Bertha is an opera in one act, with music by Ned Rorem to an English libretto by Kenneth Koch, an original work parodying Shakespeare's histories. Rorem wrote the work originally at the request of the Metropolitan Opera (Met) Studio in the 1960s, intended as an opera for children. However, the Met studio rejected the work. The work was premiered at Alice Tully Hall in New York City on November 25, 1973 with Beverly Wolff in the title role.

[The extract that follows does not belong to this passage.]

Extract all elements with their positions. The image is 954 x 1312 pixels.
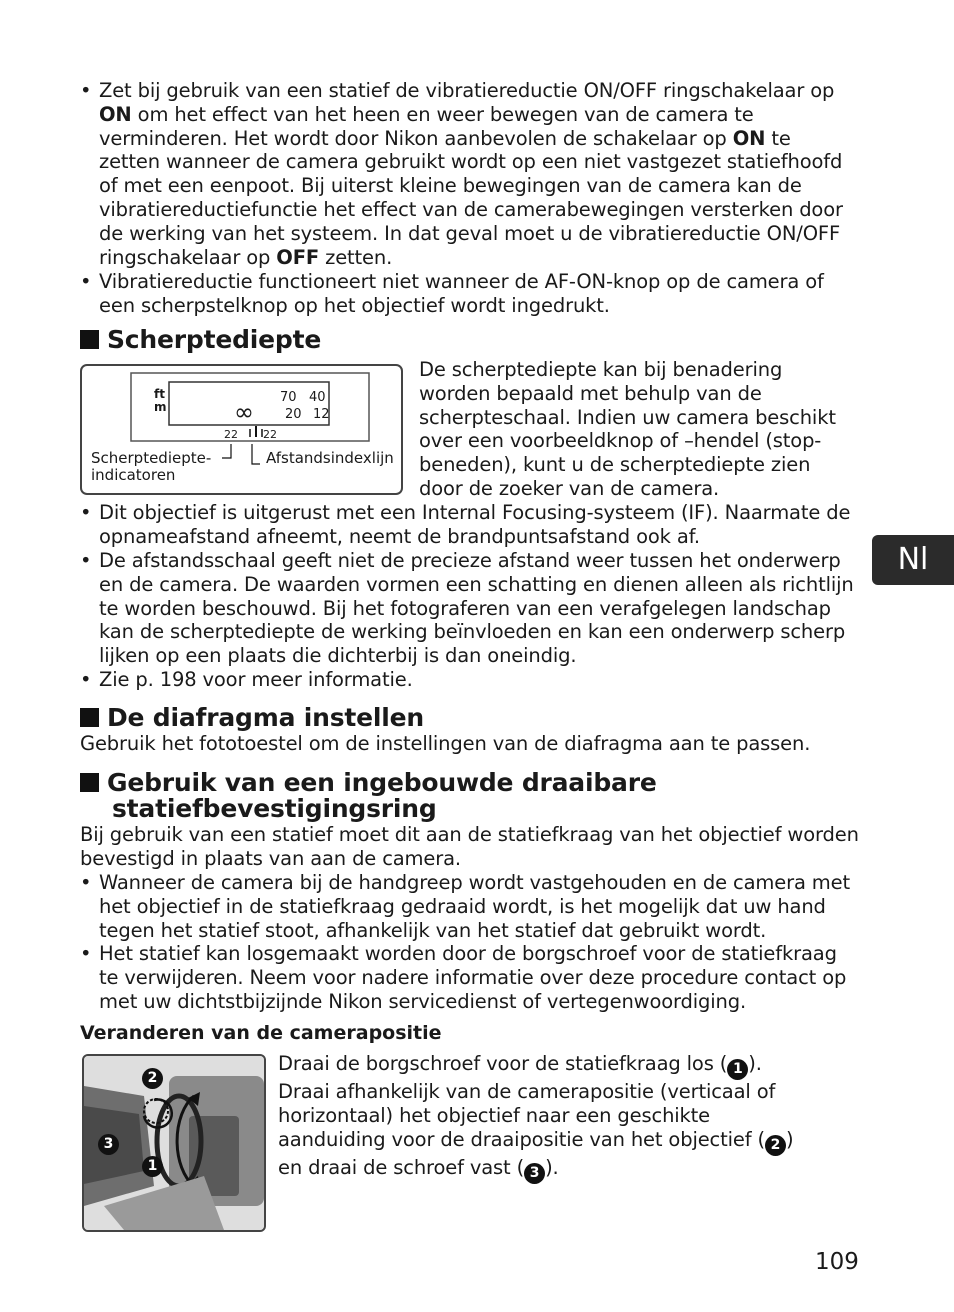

Bertha is still sporadically performed. It received a performance by The Golden Fleece in New York City in 1981. In the UK, the New World Opera Company produced the work in London in February 2001.

==Roles==
- Bertha, queen of Norway (mezzo-soprano)
- Noble
- Teacher
- Scotchman
- Man
- Barbarian Chieftain
- Counsellor
- Third Scotchman
- Officer
- Second Scotchman
- Norwegian Citizen
- Common Norwegian
- Old Man
- Second Norwegian Citizen
- Messenger
- Girl

==Synopsis==
The setting is the royal residence in Oslo, Norway, in the medieval era.

The garrison of the slightly deranged Queen Bertha of Oslo is encased by barbarians. She leads an attack, in a ring of white eagles, and the attackers are repelled. A teacher questions her as to whether her own subjects are barbarians, for which Bertha orders the teacher executed.

After the country is at peace, Bertha then declares war on Scotland. The Counselor objects to these endless wars, and Bertha dismisses the council. Two young lovers meet in Bertha's garden, but they are shot dead there, as the queen disapproves of lovers' trysts.

As Bertha ages, her madness increases and she keeps wanting new adventures. Bertha gives Norway to the barbarians so that she can reconquer the nation. She does this, but collapses dead on her regained throne. The people praise her as a great queen.